Correlating the treatment outcome with tumor staging, grading, and various treatment modalities in patients with esthesioneuroblastoma.

2019 
Objective: Although till date no management protocol for esthesioneuroblastoma (ENB) has been standardized due to tumor rarity, still multimodality approach shows better treatment outcomes as compared to surgery alone. The objective of this study was to analyze the clinicopathological spectrum of ENB and to correlate treatment response with tumor staging, histopathological grading, and various treatment modalities.

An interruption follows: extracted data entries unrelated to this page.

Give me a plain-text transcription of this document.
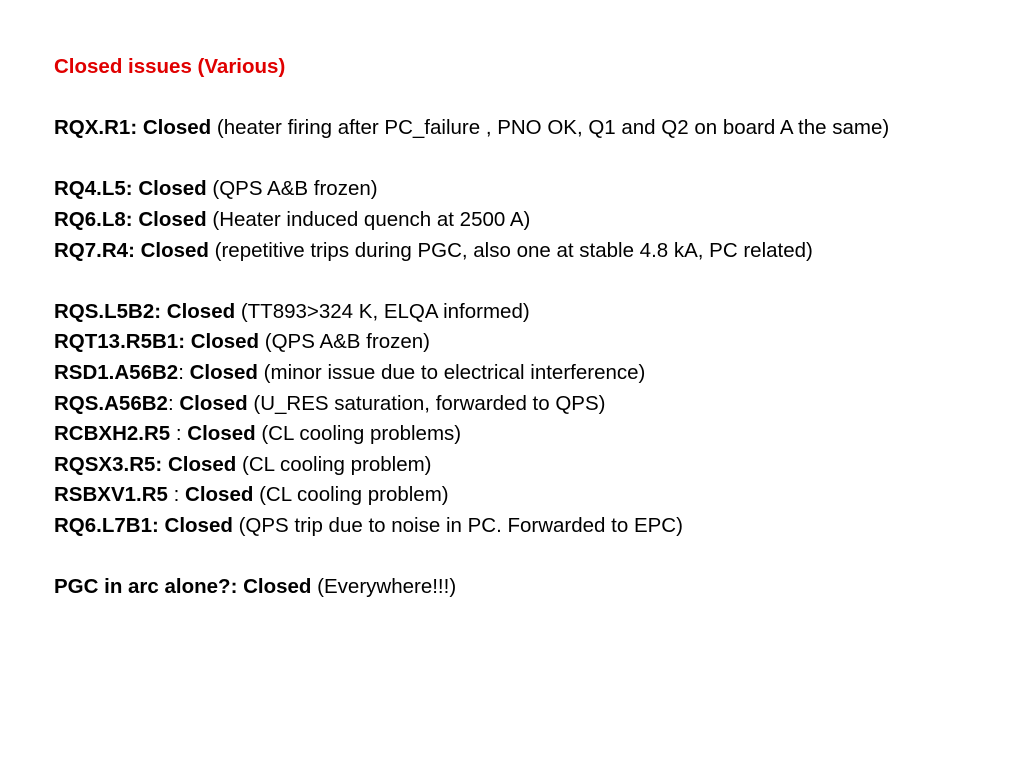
Closed issues (Various)

RQX.R1: Closed (heater firing after PC_failure , PNO OK, Q1 and Q2 on board A the same)

RQ4.L5: Closed (QPS A&B frozen)

RQ6.L8: Closed (Heater induced quench at 2500 A)

RQ7.R4: Closed (repetitive trips during PGC, also one at stable 4.8 kA, PC related)

RQS.L5B2: Closed (TT893>324 K, ELQA informed)

RQT13.R5B1: Closed (QPS A&B frozen)

RSD1.A56B2: Closed (minor issue due to electrical interference)

RQS.A56B2: Closed (U_RES saturation, forwarded to QPS)

RCBXH2.R5 : Closed (CL cooling problems)

RQSX3.R5: Closed (CL cooling problem)

RSBXV1.R5 : Closed (CL cooling problem)

RQ6.L7B1: Closed (QPS trip due to noise in PC. Forwarded to EPC)

PGC in arc alone?: Closed (Everywhere!!!)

Materials and Methods: Twenty-one consecutive patients with biopsy-proven ENB were studied and evaluated for response to treatment in the form of complete tumor resolution. Results were analyzed and correlated with stage and grade of tumor and form of therapy received. Results: There was male preponderance (3.2:1) with age ranging between 7 and 63 years (median of 25 years). Survival rates significantly dropped with increasing tumor stage (63.6% in stages A and B vs. 30% in stages C and D) and grade (100% in Grades 1 and 2 vs. 31.25% in Grades 3 and 4). The recurrence rate was 80% in surgery alone group, which came down to 43.7% if surgery was supplemented with other modalities. In cases where multimodality treatment plan was used, endoscopic procedures fared equally as open surgical procedures. Conclusion: Hyam's grade and Kadish stage are important prognostic indicators of treatment outcome, with survival rates dropping with increasing tumor stage and grade. Multimodality treatment protocols have improved the disease outcome, making endoscopic surgery equivalent to radical surgeries regarding result outcomes and giving other advantages such as better cosmesis, less treatment-related morbidities, decreased hospital stay, and better cost-effectiveness.